Debbie Gibson's music helps heal trauma
Written by Casey Hersch, MSW, LCSW
A powerful healing force
I believe there is a huge connection between self-worth, self-love, joy, and healing from disease. These are critical emotion and passion components of the HEALING WHEEL. The challenge has been that for many years I did not know how to love myself. I didn't see my worth, and I didn't feel like I deserved to feel joy. As a child, joy was the last priority: Survival was number one. When you struggle to meet day- to- day needs, you often don't experience joy -- Joy can seem like a luxury. Through the years, I have tired from therapists and healers asking me if I love myself--how do I love myself? I could not connect to these feelings. I spent my life deriving good feelings from the outside of me: validation from others, rewards for my achievements, seeing others benefit from my social work services.
However, throughout my quest for health, it was obvious how healing has many dimensions. I had some gaps in my healing wheel--some imbalances. I was committed to addressing the deepest layers of illness and to do this, I must have a positive relationship with my SELF and experience joy in my life. It was time to find ways to generate good feelings from within me rather than outside of me.
I needed a way to connect the dots--It wasn't easy for me to connect to my feelings of self-love and worth. I felt empty inside. Fortunately, music with healing lyrics and empowering messages was available to guide the way.
Throughout my young life, I loved finding the remote control for the television or a banana and using these as a microphone. I turned on my idol, 80's popstar icon Debbie Gibson's music and belted out her songs. Debbie Gibson was a gifted pianist and as I loved the piano, I turned on her music, played the piano, and sang her music at the top of my lungs. (I had zero singing talents but I didn't care about being perfect when I was in this bliss.). Debbie Gibson's songs, written by her, were inspiring, healing, and deeply personal. Her songs gave me a language to reach inside myself and connect with my true feelings and self. While I loved her billboard hits, I devoured the other gems on her albums such as Deep, whose lyrics said "Deep down I feel it, burning in my soul, and It won't let go..." and One Hand One heart: "Come with me to a place where all is free; no one to tell you what to do, how to tell me your feelings, just, pure honesty" and No More Rhyme: "When the fear sets in, where the fire burns, where I find a place, where there's nowhere to turn..." Anything is Possible "if you put your mind to it." I filled myself with inspiration, words, music, joy and freedom when I went to this place of joy within myself. These lyrics in many ways parented me and nourished me from within. What I had not been given from my parents I was able to provide myself, from within.
Decades later I still turned on Debbie Gibson's music and used the telephone or banana as a microphone and belted out her music filling myself with joy. Until this time in my life I had not realized I was always connected to these internal feelings of joy and freedom. The Dalia Lama said, "Everyone seeks happiness, joyfulness, but from the outside--from money, from power, from big car, from big house. Most people never pay much attention to the ultimate source of a happy life, which is inside, not outside. Even the source of physical health is inside, not outside" (Lama, et al, 2016, p. 31).
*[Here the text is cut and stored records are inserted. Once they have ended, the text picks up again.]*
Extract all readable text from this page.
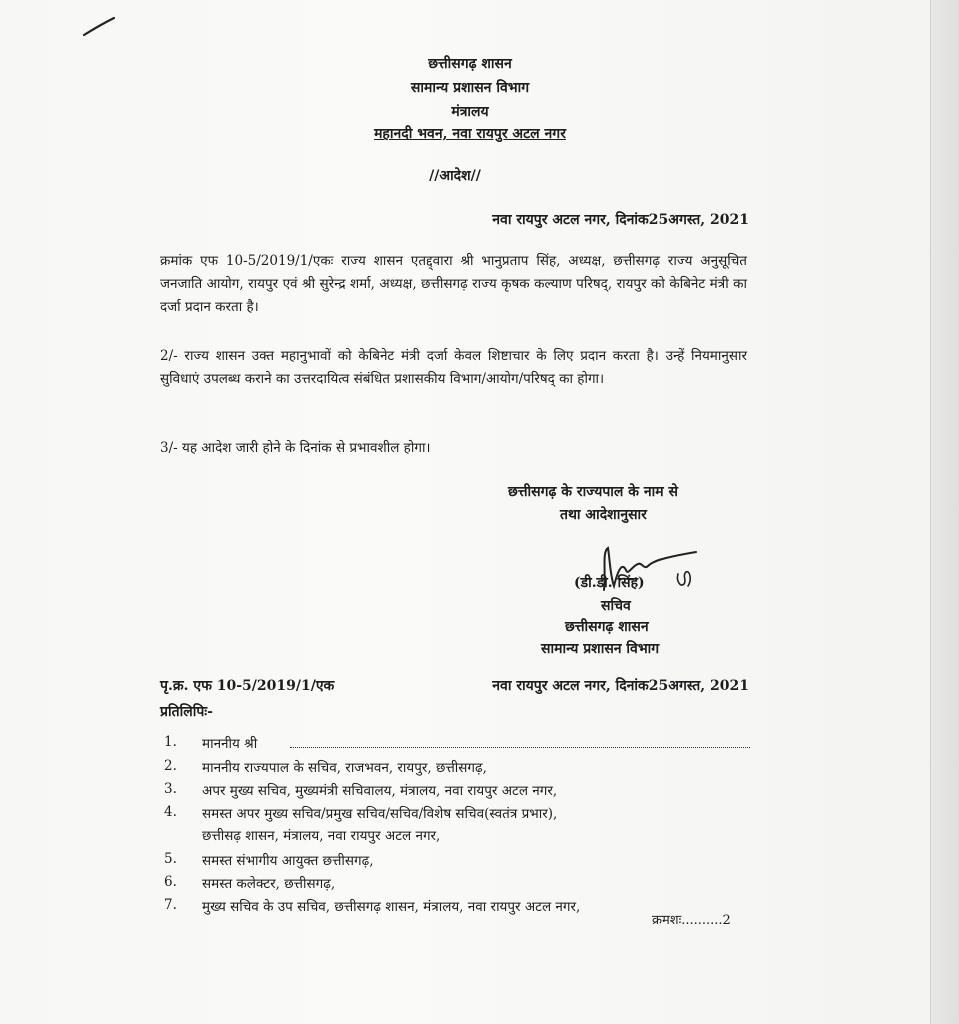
छत्तीसगढ़ शासन
सामान्य प्रशासन विभाग
मंत्रालय
महानदी भवन, नवा रायपुर अटल नगर
//आदेश//
नवा रायपुर अटल नगर, दिनांक25अगस्त, 2021
क्रमांक एफ 10-5/2019/1/एकः राज्य शासन एतद्द्वारा श्री भानुप्रताप सिंह, अध्यक्ष, छत्तीसगढ़ राज्य अनुसूचित जनजाति आयोग, रायपुर एवं श्री सुरेन्द्र शर्मा, अध्यक्ष, छत्तीसगढ़ राज्य कृषक कल्याण परिषद्, रायपुर को केबिनेट मंत्री का दर्जा प्रदान करता है।
2/- राज्य शासन उक्त महानुभावों को केबिनेट मंत्री दर्जा केवल शिष्टाचार के लिए प्रदान करता है। उन्हें नियमानुसार सुविधाएं उपलब्ध कराने का उत्तरदायित्व संबंधित प्रशासकीय विभाग/आयोग/परिषद् का होगा।
3/- यह आदेश जारी होने के दिनांक से प्रभावशील होगा।
छत्तीसगढ़ के राज्यपाल के नाम से
तथा आदेशानुसार
(डी.डी. सिंह)
सचिव
छत्तीसगढ़ शासन
सामान्य प्रशासन विभाग
पृ.क्र. एफ 10-5/2019/1/एक	नवा रायपुर अटल नगर, दिनांक25अगस्त, 2021
प्रतिलिपिः-
1.	माननीय श्री
2.	माननीय राज्यपाल के सचिव, राजभवन, रायपुर, छत्तीसगढ़,
3.	अपर मुख्य सचिव, मुख्यमंत्री सचिवालय, मंत्रालय, नवा रायपुर अटल नगर,
4.	समस्त अपर मुख्य सचिव/प्रमुख सचिव/सचिव/विशेष सचिव(स्वतंत्र प्रभार),
छत्तीसढ़ शासन, मंत्रालय, नवा रायपुर अटल नगर,
5.	समस्त संभागीय आयुक्त छत्तीसगढ़,
6.	समस्त कलेक्टर, छत्तीसगढ़,
7.	मुख्य सचिव के उप सचिव, छत्तीसगढ़ शासन, मंत्रालय, नवा रायपुर अटल नगर,
क्रमशः..........2
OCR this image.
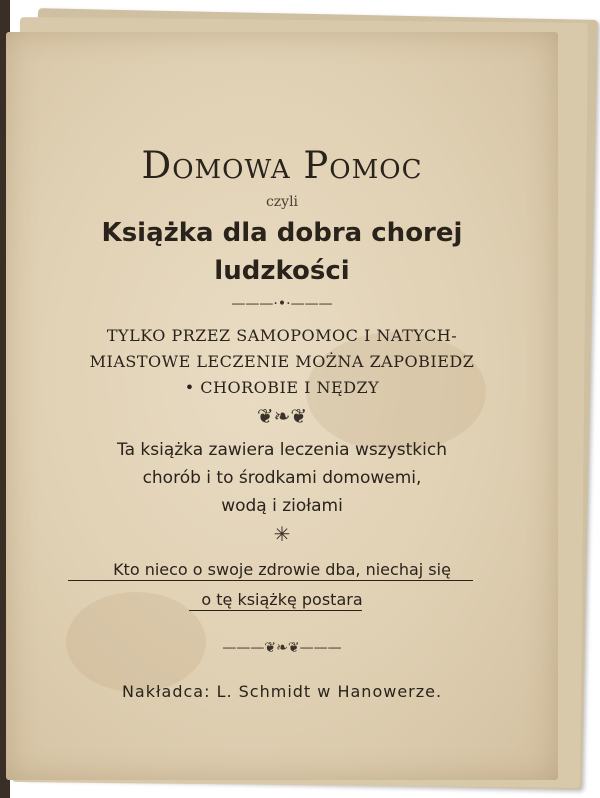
Domowa Pomoc
czyli
Książka dla dobra chorej
ludzkości
———·•·———
TYLKO PRZEZ SAMOPOMOC I NATYCH-
MIASTOWE LECZENIE MOŻNA ZAPOBIEDZ
• CHOROBIE I NĘDZY
❦❧❦
Ta książka zawiera leczenia wszystkich
chorób i to środkami domowemi,
wodą i ziołami
✳
Kto nieco o swoje zdrowie dba, niechaj się
o tę książkę postara
———❦❧❦———
Nakładca: L. Schmidt w Hanowerze.
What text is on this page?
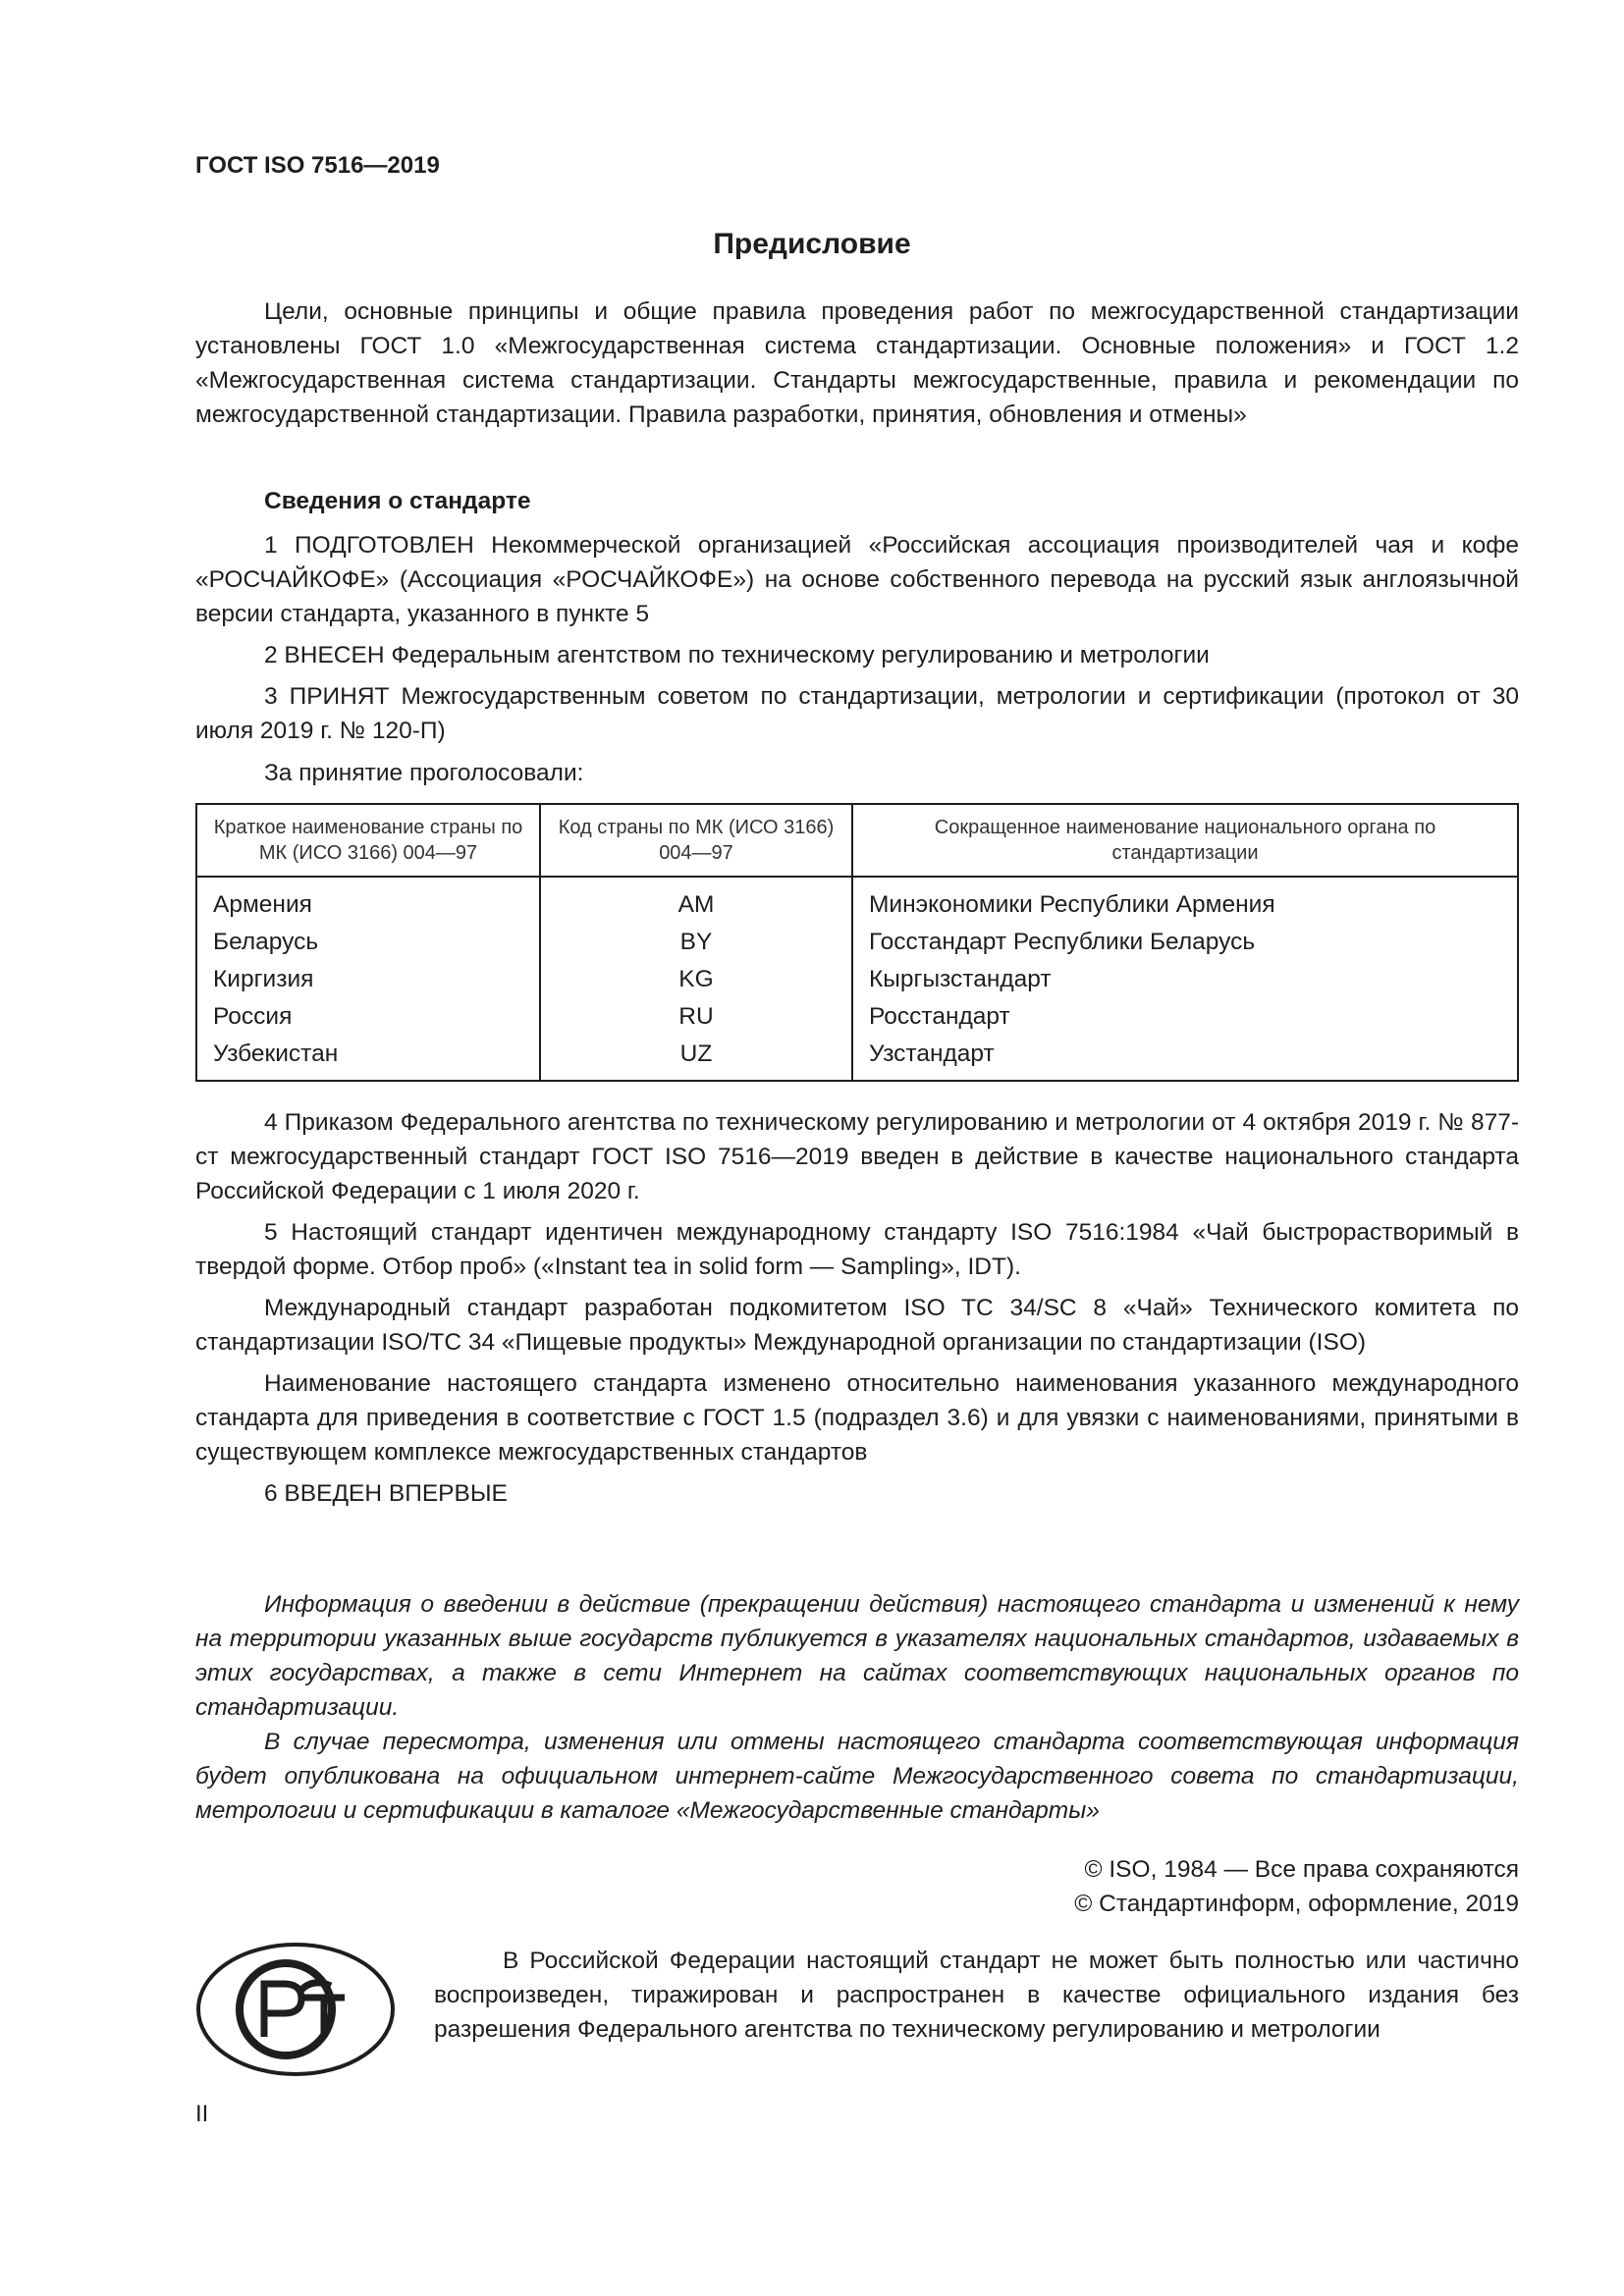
ГОСТ ISO 7516—2019
Предисловие

Цели, основные принципы и общие правила проведения работ по межгосударственной стандартизации установлены ГОСТ 1.0 «Межгосударственная система стандартизации. Основные положения» и ГОСТ 1.2 «Межгосударственная система стандартизации. Стандарты межгосударственные, правила и рекомендации по межгосударственной стандартизации. Правила разработки, принятия, обновления и отмены»

Сведения о стандарте

1 ПОДГОТОВЛЕН Некоммерческой организацией «Российская ассоциация производителей чая и кофе «РОСЧАЙКОФЕ» (Ассоциация «РОСЧАЙКОФЕ») на основе собственного перевода на русский язык англоязычной версии стандарта, указанного в пункте 5

2 ВНЕСЕН Федеральным агентством по техническому регулированию и метрологии

3 ПРИНЯТ Межгосударственным советом по стандартизации, метрологии и сертификации (протокол от 30 июля 2019 г. № 120-П)

За принятие проголосовали:
Краткое наименование страны по МК (ИСО 3166) 004—97	Код страны по МК (ИСО 3166) 004—97	Сокращенное наименование национального органа по стандартизации
Армения	AM	Минэкономики Республики Армения
Беларусь	BY	Госстандарт Республики Беларусь
Киргизия	KG	Кыргызстандарт
Россия	RU	Росстандарт
Узбекистан	UZ	Узстандарт

4 Приказом Федерального агентства по техническому регулированию и метрологии от 4 октября 2019 г. № 877-ст межгосударственный стандарт ГОСТ ISO 7516—2019 введен в действие в качестве национального стандарта Российской Федерации с 1 июля 2020 г.

5 Настоящий стандарт идентичен международному стандарту ISO 7516:1984 «Чай быстрорастворимый в твердой форме. Отбор проб» («Instant tea in solid form — Sampling», IDT).

Международный стандарт разработан подкомитетом ISO TC 34/SC 8 «Чай» Технического комитета по стандартизации ISO/TC 34 «Пищевые продукты» Международной организации по стандартизации (ISO)

Наименование настоящего стандарта изменено относительно наименования указанного международного стандарта для приведения в соответствие с ГОСТ 1.5 (подраздел 3.6) и для увязки с наименованиями, принятыми в существующем комплексе межгосударственных стандартов

6 ВВЕДЕН ВПЕРВЫЕ

Информация о введении в действие (прекращении действия) настоящего стандарта и изменений к нему на территории указанных выше государств публикуется в указателях национальных стандартов, издаваемых в этих государствах, а также в сети Интернет на сайтах соответствующих национальных органов по стандартизации.

В случае пересмотра, изменения или отмены настоящего стандарта соответствующая информация будет опубликована на официальном интернет-сайте Межгосударственного совета по стандартизации, метрологии и сертификации в каталоге «Межгосударственные стандарты»

© ISO, 1984 — Все права сохраняются
© Стандартинформ, оформление, 2019

В Российской Федерации настоящий стандарт не может быть полностью или частично воспроизведен, тиражирован и распространен в качестве официального издания без разрешения Федерального агентства по техническому регулированию и метрологии

II
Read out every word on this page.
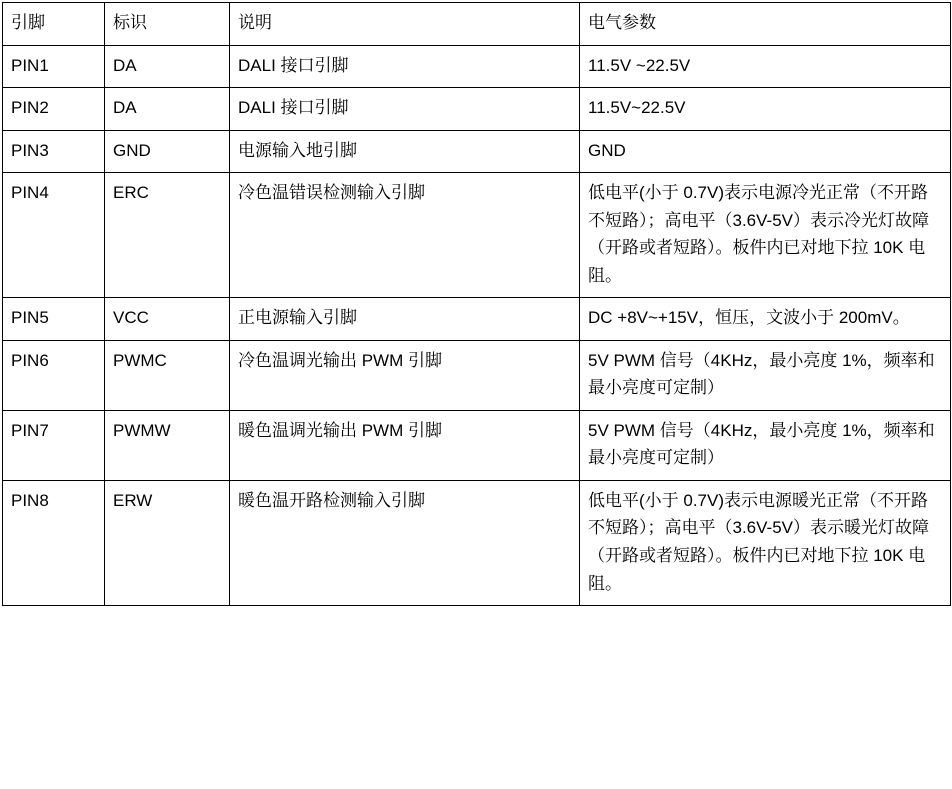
引脚	标识	说明	电气参数

PIN1	DA	DALI 接口引脚	11.5V ~22.5V

PIN2	DA	DALI 接口引脚	11.5V~22.5V

PIN3	GND	电源输入地引脚	GND

PIN4	ERC	冷色温错误检测输入引脚	低电平(小于 0.7V)表示电源冷光正常（不开路不短路）；高电平（3.6V-5V）表示冷光灯故障（开路或者短路）。板件内已对地下拉 10K 电阻。

PIN5	VCC	正电源输入引脚	DC +8V~+15V，恒压，文波小于 200mV。

PIN6	PWMC	冷色温调光输出 PWM 引脚	5V PWM 信号（4KHz，最小亮度 1%，频率和最小亮度可定制）

PIN7	PWMW	暖色温调光输出 PWM 引脚	5V PWM 信号（4KHz，最小亮度 1%，频率和最小亮度可定制）

PIN8	ERW	暖色温开路检测输入引脚	低电平(小于 0.7V)表示电源暖光正常（不开路不短路）；高电平（3.6V-5V）表示暖光灯故障（开路或者短路）。板件内已对地下拉 10K 电阻。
I had a spirit and power within that had carried me through my life in ways I had yet to understand. Debbie Gibson's music and words reconnected me to these sensations, memories, and my spirit, and this allowed me to make links with the present. The feeling that I got when I took in the words, music, dance moves, and essence of Debbie Gibson represented an internal sensation of joy that I generated within myself and this feeling became my reference point for generating other feelings of joy.